The Rolling Stones: The Biography
You could argue that the Beatles had two distinct acts. In act one, the band played rock ‘n’ roll to screaming fans on ceaseless tours, with John Lennon as bandleader. In act two, the touring stopped, the songs got deeper, and Paul McCartney gradually supplanted Lennon. At the end of the 1960s, the play was over.
The Rolling Stones, by my count, had at least six acts.

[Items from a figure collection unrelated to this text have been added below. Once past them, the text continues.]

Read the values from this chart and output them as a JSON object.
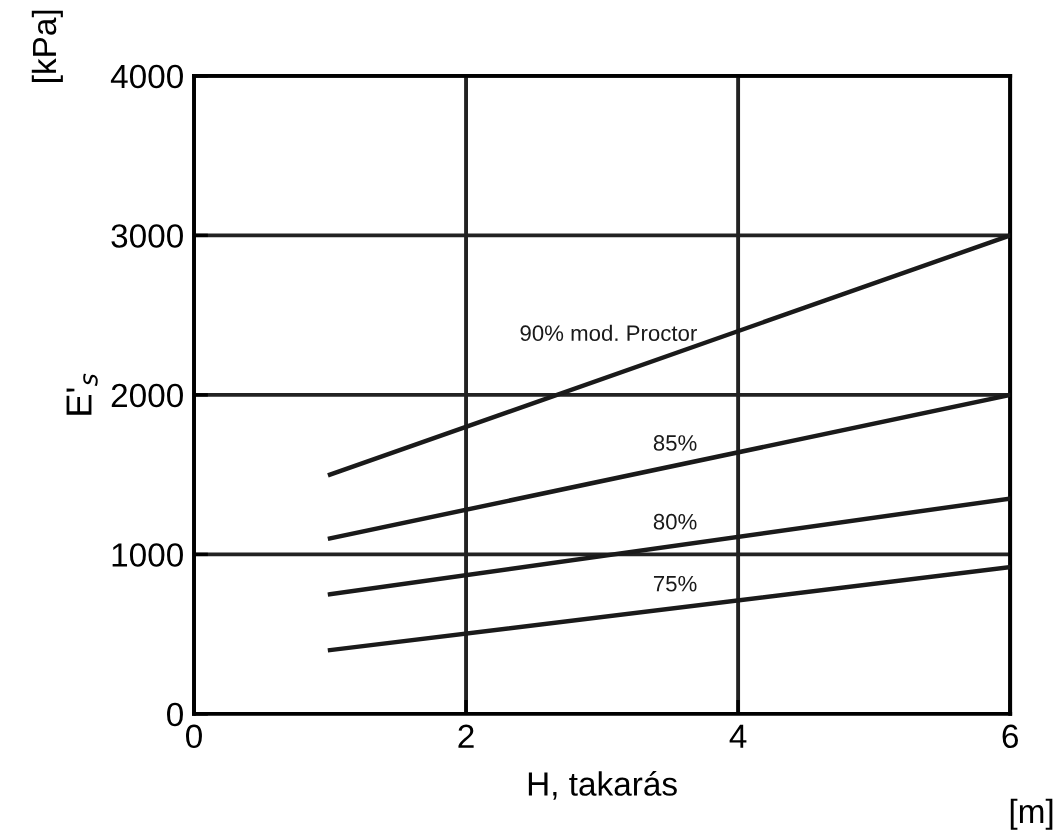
{
  "chart_data": {
    "type": "line",
    "xlabel": "H, takarás",
    "ylabel": "E'$_{s}$",
    "annotations": [
      "[kPa]",
      "[m]"
    ],
    "x": [
      1,
      6
    ],
    "series": [
      {
        "name": "90% mod. Proctor",
        "color": "#1a1a1a",
        "values": [
          1500,
          3000
        ]
      },
      {
        "name": "85%",
        "color": "#1a1a1a",
        "values": [
          1100,
          2000
        ]
      },
      {
        "name": "80%",
        "color": "#1a1a1a",
        "values": [
          750,
          1350
        ]
      },
      {
        "name": "75%",
        "color": "#1a1a1a",
        "values": [
          400,
          920
        ]
      }
    ],
    "xlim": [
      0,
      6
    ],
    "ylim": [
      0,
      4000
    ],
    "xticks": [
      0,
      2,
      4,
      6
    ],
    "yticks": [
      0,
      1000,
      2000,
      3000,
      4000
    ],
    "grid": true,
    "marker": "none",
    "line_style": "solid"
  }
}
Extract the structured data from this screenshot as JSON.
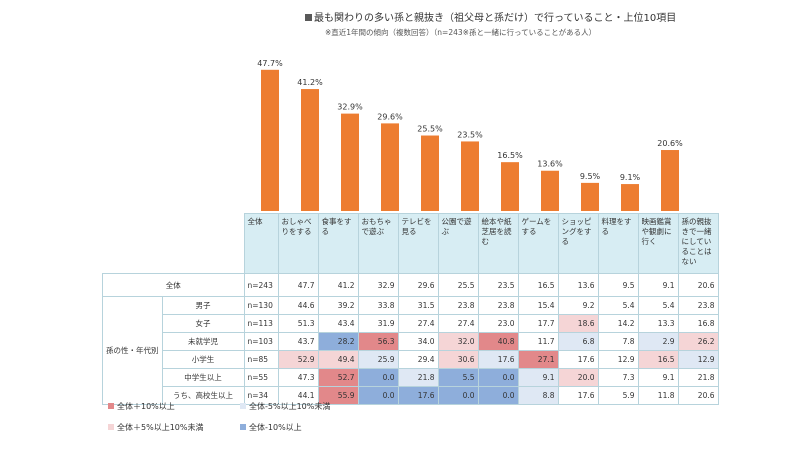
{
  "header": {
    "title": "最も関わりの多い孫と親抜き（祖父母と孫だけ）で行っていること・上位10項目",
    "subtitle": "※直近1年間の傾向（複数回答）（n=243※孫と一緒に行っていることがある人）"
  },
  "chart_data": {
    "type": "bar",
    "categories": [
      "おしゃべりをする",
      "食事をする",
      "おもちゃで遊ぶ",
      "テレビを見る",
      "公園で遊ぶ",
      "絵本や紙芝居を読む",
      "ゲームをする",
      "ショッピングをする",
      "料理をする",
      "映画鑑賞や観劇に行く",
      "孫の親抜きで一緒にしていることはない"
    ],
    "values": [
      47.7,
      41.2,
      32.9,
      29.6,
      25.5,
      23.5,
      16.5,
      13.6,
      9.5,
      9.1,
      20.6
    ],
    "value_labels": [
      "47.7%",
      "41.2%",
      "32.9%",
      "29.6%",
      "25.5%",
      "23.5%",
      "16.5%",
      "13.6%",
      "9.5%",
      "9.1%",
      "20.6%"
    ],
    "ylim": [
      0,
      50
    ],
    "bar_color": "#ed7d31"
  },
  "table": {
    "header_label": "全体",
    "columns": [
      "おしゃべりをする",
      "食事をする",
      "おもちゃで遊ぶ",
      "テレビを見る",
      "公園で遊ぶ",
      "絵本や紙芝居を読む",
      "ゲームをする",
      "ショッピングをする",
      "料理をする",
      "映画鑑賞や観劇に行く",
      "孫の親抜きで一緒にしていることはない"
    ],
    "group_label": "孫の性・年代別",
    "rows": [
      {
        "label": "全体",
        "n": "n=243",
        "values": [
          "47.7",
          "41.2",
          "32.9",
          "29.6",
          "25.5",
          "23.5",
          "16.5",
          "13.6",
          "9.5",
          "9.1",
          "20.6"
        ],
        "shade": [
          "",
          "",
          "",
          "",
          "",
          "",
          "",
          "",
          "",
          "",
          ""
        ]
      },
      {
        "label": "男子",
        "n": "n=130",
        "values": [
          "44.6",
          "39.2",
          "33.8",
          "31.5",
          "23.8",
          "23.8",
          "15.4",
          "9.2",
          "5.4",
          "5.4",
          "23.8"
        ],
        "shade": [
          "",
          "",
          "",
          "",
          "",
          "",
          "",
          "",
          "",
          "",
          ""
        ]
      },
      {
        "label": "女子",
        "n": "n=113",
        "values": [
          "51.3",
          "43.4",
          "31.9",
          "27.4",
          "27.4",
          "23.0",
          "17.7",
          "18.6",
          "14.2",
          "13.3",
          "16.8"
        ],
        "shade": [
          "",
          "",
          "",
          "",
          "",
          "",
          "",
          "h2",
          "",
          "",
          ""
        ]
      },
      {
        "label": "未就学児",
        "n": "n=103",
        "values": [
          "43.7",
          "28.2",
          "56.3",
          "34.0",
          "32.0",
          "40.8",
          "11.7",
          "6.8",
          "7.8",
          "2.9",
          "26.2"
        ],
        "shade": [
          "",
          "l1",
          "h1",
          "",
          "h2",
          "h1",
          "",
          "l2",
          "",
          "l2",
          "h2"
        ]
      },
      {
        "label": "小学生",
        "n": "n=85",
        "values": [
          "52.9",
          "49.4",
          "25.9",
          "29.4",
          "30.6",
          "17.6",
          "27.1",
          "17.6",
          "12.9",
          "16.5",
          "12.9"
        ],
        "shade": [
          "h2",
          "h2",
          "l2",
          "",
          "h2",
          "l2",
          "h1",
          "",
          "",
          "h2",
          "l2"
        ]
      },
      {
        "label": "中学生以上",
        "n": "n=55",
        "values": [
          "47.3",
          "52.7",
          "0.0",
          "21.8",
          "5.5",
          "0.0",
          "9.1",
          "20.0",
          "7.3",
          "9.1",
          "21.8"
        ],
        "shade": [
          "",
          "h1",
          "l1",
          "l2",
          "l1",
          "l1",
          "l2",
          "h2",
          "",
          "",
          ""
        ]
      },
      {
        "label": "うち、高校生以上",
        "n": "n=34",
        "values": [
          "44.1",
          "55.9",
          "0.0",
          "17.6",
          "0.0",
          "0.0",
          "8.8",
          "17.6",
          "5.9",
          "11.8",
          "20.6"
        ],
        "shade": [
          "",
          "h1",
          "l1",
          "l1",
          "l1",
          "l1",
          "l2",
          "",
          "",
          "",
          ""
        ]
      }
    ]
  },
  "legend": [
    {
      "label": "全体＋10%以上",
      "color": "#e2888a"
    },
    {
      "label": "全体-5%以上10%未満",
      "color": "#dfe8f4"
    },
    {
      "label": "全体＋5%以上10%未満",
      "color": "#f5d5d6"
    },
    {
      "label": "全体-10%以上",
      "color": "#8eaedb"
    }
  ]
}
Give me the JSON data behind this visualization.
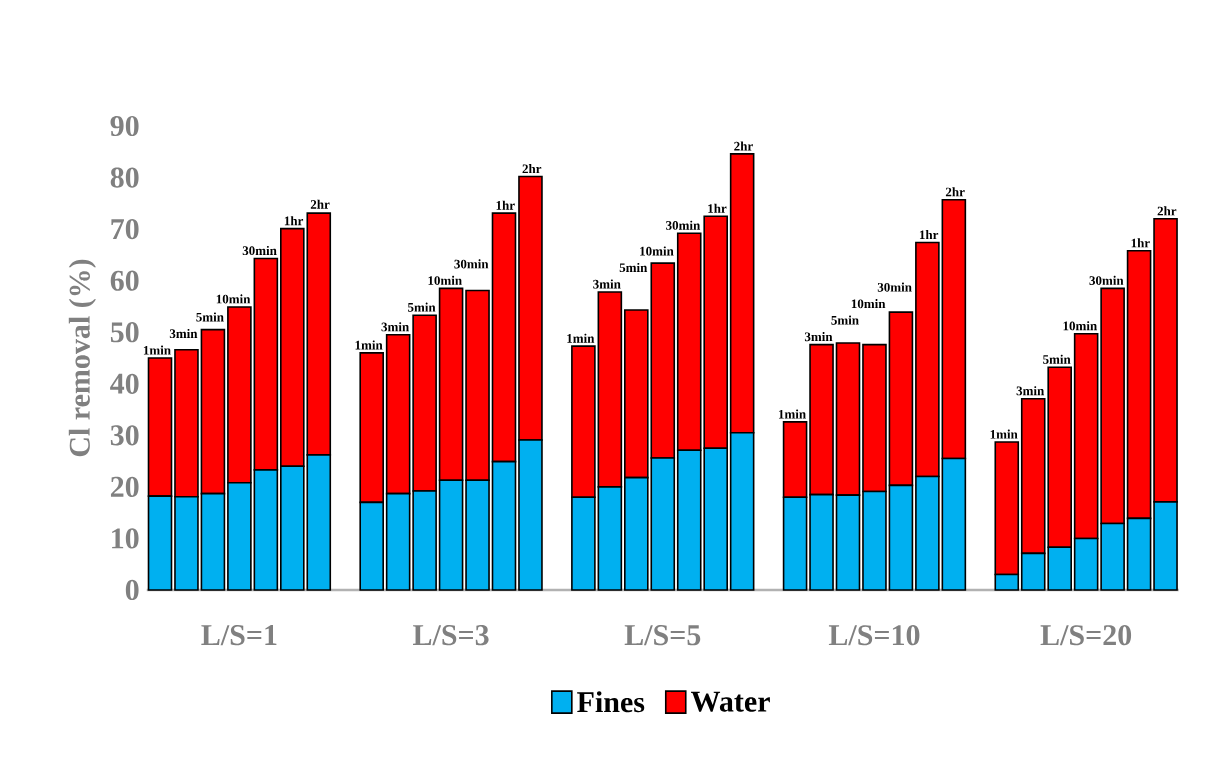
{
  "chart_data": {
    "type": "bar",
    "ylabel": "Cl removal (%)",
    "stacked": true,
    "legend": "bottom",
    "ylim": [
      0,
      90
    ],
    "yticks": [
      0,
      10,
      20,
      30,
      40,
      50,
      60,
      70,
      80,
      90
    ],
    "categories": [
      null,
      null,
      null,
      null,
      null,
      null,
      null,
      null,
      null,
      null,
      null,
      null,
      null,
      null,
      null,
      null,
      null,
      null,
      null,
      null,
      null,
      null,
      null,
      null,
      null,
      null,
      null,
      null,
      null,
      null,
      null,
      null,
      null,
      null,
      null,
      null,
      null,
      null,
      null
    ],
    "series": [
      {
        "name": "Fines",
        "color": "#00b0f0",
        "values": [
          18.2,
          18.1,
          18.7,
          20.8,
          23.3,
          24.0,
          26.2,
          null,
          17.0,
          18.7,
          19.2,
          21.3,
          21.3,
          24.9,
          29.1,
          null,
          18.0,
          20.0,
          21.8,
          25.6,
          27.1,
          27.5,
          30.5,
          null,
          18.0,
          18.5,
          18.4,
          19.1,
          20.3,
          22.0,
          25.5,
          null,
          3.0,
          7.1,
          8.3,
          10.0,
          12.9,
          13.9,
          17.1
        ]
      },
      {
        "name": "Water",
        "color": "#ff0000",
        "values": [
          26.8,
          28.5,
          31.8,
          34.1,
          41.0,
          46.1,
          46.9,
          null,
          29.0,
          30.8,
          34.1,
          37.2,
          36.8,
          48.2,
          51.1,
          null,
          29.3,
          37.8,
          32.5,
          37.8,
          42.1,
          45.0,
          54.1,
          null,
          14.6,
          29.1,
          29.5,
          28.5,
          33.6,
          45.4,
          50.2,
          null,
          25.7,
          30.0,
          34.9,
          39.7,
          45.6,
          51.9,
          54.9
        ]
      }
    ],
    "annotations": [
      "L/S=1",
      "L/S=3",
      "L/S=5",
      "L/S=10",
      "L/S=20",
      {
        "text": "1min",
        "y": 45.0
      },
      {
        "text": "3min",
        "y": 46.6
      },
      {
        "text": "5min",
        "y": 50.5
      },
      {
        "text": "10min",
        "y": 54.9
      },
      {
        "text": "30min",
        "y": 64.3
      },
      {
        "text": "1hr",
        "y": 70.1
      },
      {
        "text": "2hr",
        "y": 73.1
      },
      {
        "text": "1min",
        "y": 46.0
      },
      {
        "text": "3min",
        "y": 49.5
      },
      {
        "text": "5min",
        "y": 53.3
      },
      {
        "text": "10min",
        "y": 58.5
      },
      {
        "text": "30min",
        "y": 58.1
      },
      {
        "text": "1hr",
        "y": 73.1
      },
      {
        "text": "2hr",
        "y": 80.2
      },
      {
        "text": "1min",
        "y": 47.3
      },
      {
        "text": "3min",
        "y": 57.8
      },
      {
        "text": "5min",
        "y": 54.3
      },
      {
        "text": "10min",
        "y": 63.4
      },
      {
        "text": "30min",
        "y": 69.2
      },
      {
        "text": "1hr",
        "y": 72.5
      },
      {
        "text": "2hr",
        "y": 84.6
      },
      {
        "text": "1min",
        "y": 32.6
      },
      {
        "text": "3min",
        "y": 47.6
      },
      {
        "text": "5min",
        "y": 47.9
      },
      {
        "text": "10min",
        "y": 47.6
      },
      {
        "text": "30min",
        "y": 53.9
      },
      {
        "text": "1hr",
        "y": 67.4
      },
      {
        "text": "2hr",
        "y": 75.7
      },
      {
        "text": "1min",
        "y": 28.7
      },
      {
        "text": "3min",
        "y": 37.1
      },
      {
        "text": "5min",
        "y": 43.2
      },
      {
        "text": "10min",
        "y": 49.7
      },
      {
        "text": "30min",
        "y": 58.5
      },
      {
        "text": "1hr",
        "y": 65.8
      },
      {
        "text": "2hr",
        "y": 72.0
      }
    ]
  }
}
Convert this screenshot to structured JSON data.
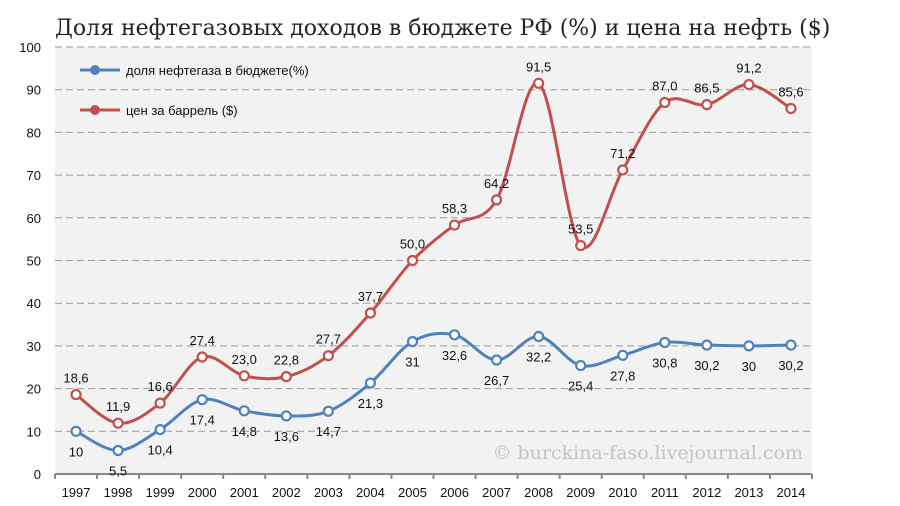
{
  "chart_data": {
    "type": "line",
    "title": "Доля нефтегазовых доходов в бюджете РФ (%) и цена на нефть ($)",
    "watermark": "© burckina-faso.livejournal.com",
    "xlabel": "",
    "ylabel": "",
    "ylim": [
      0,
      100
    ],
    "yticks": [
      0,
      10,
      20,
      30,
      40,
      50,
      60,
      70,
      80,
      90,
      100
    ],
    "grid": true,
    "legend_position": "top-left",
    "categories": [
      "1997",
      "1998",
      "1999",
      "2000",
      "2001",
      "2002",
      "2003",
      "2004",
      "2005",
      "2006",
      "2007",
      "2008",
      "2009",
      "2010",
      "2011",
      "2012",
      "2013",
      "2014"
    ],
    "series": [
      {
        "name": "доля нефтегаза в бюджете(%)",
        "color": "#4f81bd",
        "values": [
          10,
          5.5,
          10.4,
          17.4,
          14.8,
          13.6,
          14.7,
          21.3,
          31,
          32.6,
          26.7,
          32.2,
          25.4,
          27.8,
          30.8,
          30.2,
          30,
          30.2
        ],
        "labels": [
          "10",
          "5,5",
          "10,4",
          "17,4",
          "14,8",
          "13,6",
          "14,7",
          "21,3",
          "31",
          "32,6",
          "26,7",
          "32,2",
          "25,4",
          "27,8",
          "30,8",
          "30,2",
          "30",
          "30,2"
        ]
      },
      {
        "name": "цен за баррель ($)",
        "color": "#c0504d",
        "values": [
          18.6,
          11.9,
          16.6,
          27.4,
          23.0,
          22.8,
          27.7,
          37.7,
          50.0,
          58.3,
          64.2,
          91.5,
          53.5,
          71.2,
          87.0,
          86.5,
          91.2,
          85.6
        ],
        "labels": [
          "18,6",
          "11,9",
          "16,6",
          "27,4",
          "23,0",
          "22,8",
          "27,7",
          "37,7",
          "50,0",
          "58,3",
          "64,2",
          "91,5",
          "53,5",
          "71,2",
          "87,0",
          "86,5",
          "91,2",
          "85,6"
        ]
      }
    ]
  }
}
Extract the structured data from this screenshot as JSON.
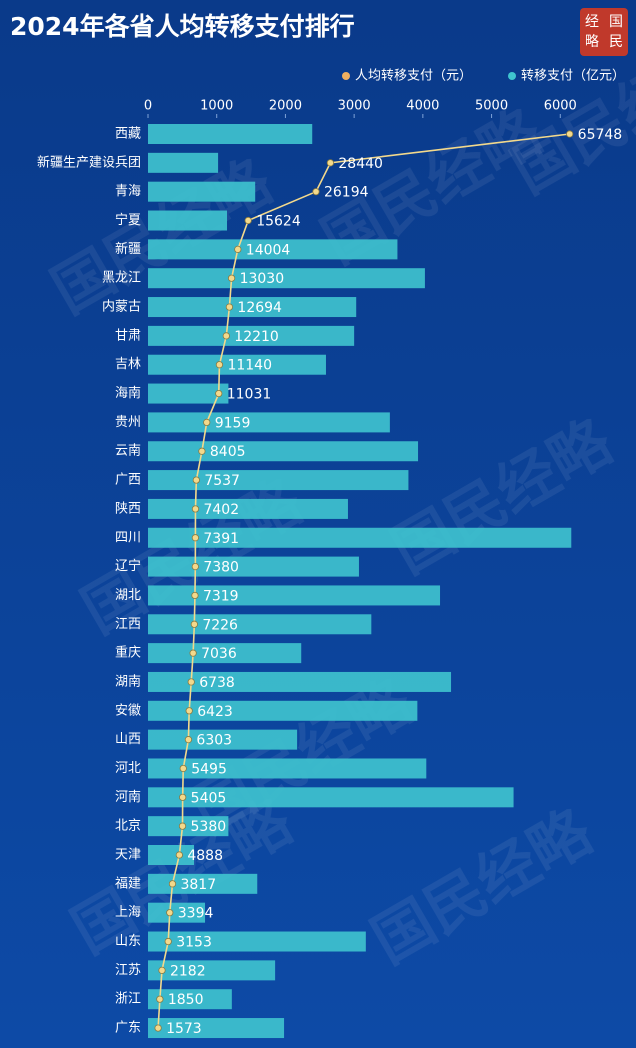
{
  "logo": [
    "经",
    "国",
    "略",
    "民"
  ],
  "watermark": "国民经略",
  "chart_data": {
    "type": "bar",
    "orientation": "horizontal",
    "title": "2024年各省人均转移支付排行",
    "categories": [
      "西藏",
      "新疆生产建设兵团",
      "青海",
      "宁夏",
      "新疆",
      "黑龙江",
      "内蒙古",
      "甘肃",
      "吉林",
      "海南",
      "贵州",
      "云南",
      "广西",
      "陕西",
      "四川",
      "辽宁",
      "湖北",
      "江西",
      "重庆",
      "湖南",
      "安徽",
      "山西",
      "河北",
      "河南",
      "北京",
      "天津",
      "福建",
      "上海",
      "山东",
      "江苏",
      "浙江",
      "广东"
    ],
    "series": [
      {
        "name": "转移支付（亿元）",
        "type": "bar",
        "color": "#3fc4cf",
        "values": [
          2390,
          1020,
          1560,
          1150,
          3630,
          4030,
          3030,
          3000,
          2590,
          1170,
          3520,
          3930,
          3790,
          2910,
          6160,
          3070,
          4250,
          3250,
          2230,
          4410,
          3920,
          2170,
          4050,
          5320,
          1170,
          670,
          1590,
          830,
          3170,
          1850,
          1220,
          1980
        ]
      },
      {
        "name": "人均转移支付（元）",
        "type": "line",
        "axis": "x2",
        "color": "#f3d98c",
        "values": [
          65748,
          28440,
          26194,
          15624,
          14004,
          13030,
          12694,
          12210,
          11140,
          11031,
          9159,
          8405,
          7537,
          7402,
          7391,
          7380,
          7319,
          7226,
          7036,
          6738,
          6423,
          6303,
          5495,
          5405,
          5380,
          4888,
          3817,
          3394,
          3153,
          2182,
          1850,
          1573
        ]
      }
    ],
    "xlim": [
      0,
      7000
    ],
    "xticks": [
      0,
      1000,
      2000,
      3000,
      4000,
      5000,
      6000
    ],
    "x2lim": [
      0,
      75000
    ],
    "legend": "top-right"
  }
}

In act one, Britain’s best electric blues band found its footing, led by the blonde-haired musical polymath Brian Jones. In act two, the Stones learned to write pop songs, and their authors took center stage: singer Michael “Mick” Jagger and Chuck Berry-obsessed second guitarist Keith Richards. Act three: An identity crisis led the Stones from pop to psychedelia and then back to American roots music, leaving Jones behind. Act four: The Stones hired a proper lead guitarist, Mick Taylor, and proceeded through a string of albums that latter-day fans would consider their best. Act five: Richards sank into heroin addiction, setting off an artistic decline. The proper lead guitarist quit, replaced by a lesser guitarist, Ron Wood, who was a better fit. And act six: After a stirring late-1970s comeback, the Stones settled into a contented dotage, releasing unremarkable albums and staging massively remunerative tours.
Bob Spitz’s The Rolling Stones: The Biography is the first book I’ve read that covers the whole play.